Prosecutions for abortion, “regardless” of the viability of the pregnancy, “would be treated in the same manner as prosecutions for homicide or assault on a person born alive,” according to the bill, casting doubt on whether the state could criminalize miscarriages or other adverse acts. pregnancy results.

“The lives of the unborn must be protected by the same criminal and civil laws that protect the lives of the unborn,” the bill states.

The proposal joins a far-right, largely unsuccessful “abolishing abortion” campaign among lawmakers and anti-abortion activists across the US emboldened by the US Supreme Court’s 2022 decision to strike down the constitutional right to abortion care.

Alabama is among more than a dozen states, mostly in the southern US, where abortion is now effectively illegal or access is severely restricted.

The move by Rep. Yarbrough and four other state legislators would also give district attorneys and the state attorney general “concurrent authority” to prosecute abortion cases if other law enforcement agencies refuse. Dozens of officials from across the United States signed a statement last year pledging to refuse to prosecute anti-abortion laws.

Earlier this year, Alabama Attorney General Steve Marshall said authorities could prosecute people who use abortifacient drugs under a “chemical endangerment to a child” statute initially designed to protect children from exhaust fumes. methamphetamine labs.

Rep.
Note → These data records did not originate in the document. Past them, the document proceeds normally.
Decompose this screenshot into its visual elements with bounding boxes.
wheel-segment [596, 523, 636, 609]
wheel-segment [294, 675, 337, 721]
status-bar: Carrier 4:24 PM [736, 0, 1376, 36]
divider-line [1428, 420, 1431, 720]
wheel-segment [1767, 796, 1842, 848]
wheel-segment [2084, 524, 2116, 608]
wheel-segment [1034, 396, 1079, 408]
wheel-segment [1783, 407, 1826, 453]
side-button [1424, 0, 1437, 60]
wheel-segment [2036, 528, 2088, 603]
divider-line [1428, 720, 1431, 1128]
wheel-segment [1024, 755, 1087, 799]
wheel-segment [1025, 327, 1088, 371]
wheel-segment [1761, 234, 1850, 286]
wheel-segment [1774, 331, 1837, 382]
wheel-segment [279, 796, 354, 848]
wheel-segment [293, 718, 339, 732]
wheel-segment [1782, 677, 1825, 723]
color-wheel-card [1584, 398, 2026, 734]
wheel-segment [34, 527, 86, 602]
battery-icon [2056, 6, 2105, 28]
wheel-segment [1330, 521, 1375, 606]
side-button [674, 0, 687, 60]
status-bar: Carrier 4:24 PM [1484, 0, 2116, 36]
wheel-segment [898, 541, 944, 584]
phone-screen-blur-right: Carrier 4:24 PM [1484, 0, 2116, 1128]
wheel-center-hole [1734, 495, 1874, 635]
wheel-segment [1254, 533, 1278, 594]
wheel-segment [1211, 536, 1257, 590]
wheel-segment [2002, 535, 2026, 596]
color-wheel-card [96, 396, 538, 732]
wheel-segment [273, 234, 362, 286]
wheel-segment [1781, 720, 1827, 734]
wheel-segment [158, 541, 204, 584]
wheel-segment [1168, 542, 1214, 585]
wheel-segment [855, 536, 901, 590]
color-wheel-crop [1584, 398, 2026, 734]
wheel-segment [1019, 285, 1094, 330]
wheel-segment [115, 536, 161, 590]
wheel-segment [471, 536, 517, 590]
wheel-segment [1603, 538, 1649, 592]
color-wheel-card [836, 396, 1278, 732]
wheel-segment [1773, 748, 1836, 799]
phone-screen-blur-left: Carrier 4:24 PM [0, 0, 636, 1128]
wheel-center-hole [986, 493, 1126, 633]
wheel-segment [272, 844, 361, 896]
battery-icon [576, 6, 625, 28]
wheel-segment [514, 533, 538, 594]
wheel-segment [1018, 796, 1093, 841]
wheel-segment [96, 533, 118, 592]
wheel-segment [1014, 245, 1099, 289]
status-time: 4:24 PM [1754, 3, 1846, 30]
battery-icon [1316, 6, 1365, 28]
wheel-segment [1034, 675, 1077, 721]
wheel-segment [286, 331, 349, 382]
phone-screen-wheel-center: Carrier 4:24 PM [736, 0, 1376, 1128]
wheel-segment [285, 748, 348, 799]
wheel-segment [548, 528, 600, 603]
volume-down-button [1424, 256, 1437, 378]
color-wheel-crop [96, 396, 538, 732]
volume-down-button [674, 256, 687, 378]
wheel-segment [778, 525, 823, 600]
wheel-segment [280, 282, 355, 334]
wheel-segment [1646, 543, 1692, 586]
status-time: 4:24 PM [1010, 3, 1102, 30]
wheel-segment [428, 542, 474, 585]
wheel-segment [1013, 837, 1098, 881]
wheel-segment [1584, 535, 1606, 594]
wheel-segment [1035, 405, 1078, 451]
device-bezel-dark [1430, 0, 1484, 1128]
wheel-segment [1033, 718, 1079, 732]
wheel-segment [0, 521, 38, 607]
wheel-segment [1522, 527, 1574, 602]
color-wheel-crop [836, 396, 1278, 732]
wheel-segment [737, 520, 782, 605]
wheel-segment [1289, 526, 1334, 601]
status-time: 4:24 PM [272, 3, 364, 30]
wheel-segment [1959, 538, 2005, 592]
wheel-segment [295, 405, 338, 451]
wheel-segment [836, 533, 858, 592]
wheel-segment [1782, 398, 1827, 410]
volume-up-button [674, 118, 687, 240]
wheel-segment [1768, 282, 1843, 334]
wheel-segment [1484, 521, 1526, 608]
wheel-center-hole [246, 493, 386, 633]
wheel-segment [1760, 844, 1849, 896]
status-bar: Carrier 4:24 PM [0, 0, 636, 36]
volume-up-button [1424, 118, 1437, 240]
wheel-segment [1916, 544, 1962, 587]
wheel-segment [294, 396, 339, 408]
Yarbrough’s bill also provides that a pregnant person can be prosecuted if they were “intentionally” or “recklessly” placed in a “situation where it was probable” that they would be “under duress.”

The bill adds a clause that medical providers would not be prosecuted if an abortion is required to save the life of the pregnant patient, provided “all other reasonable alternatives to medical care or treatment have been exhausted.” ”.

Robin Marty, operations manager for the West Alabama Women’s Center, saying the clause “guarantees that no medical provider will perform any service that could save the life of a pregnant person for fear of jail time.”

The “all reasonable alternatives” clause “is going to scare them,” he wrote on Twitter.

the independent has requested comment from Representative Yarbrough.

Last year, a Republican state lawmaker from Louisiana introduced a similar bill to prosecute patients who miscarry, but the measure was withdrawn and effectively dead after debate.

The Alabama legislation was introduced on May 9, about a year after political published a “leaked” draft of the Supreme Court decision in Dobbs v. Jackson Women’s Health Organizationthat overturned Roe vs. Wade and constitutional protections for abortion access that were in place for roughly half a century.

Following the court’s official decision in the case in June, anti-abortion state lawmakers proposed and enacted a wave of restrictions that have sparked dozens of legal battles across the country.

Since the high court ruling, Alabama law prohibits all abortions at any stage of pregnancy, including in cases of rape or incest, except to save the life of the patient.

Democratic state lawmakers have introduced legislation to repeal the state’s decade-old anti-abortion law, pre-Roe statute making it a crime for anyone to induce an abortion or a miscarriage.

Republican Tommy Tuberville, one of two Republican members of the US Senate from the state, also launched a blockade against the confirmation of nominees to serve in the US Department of Defense to protest federal policies that allow service members to access abortion services.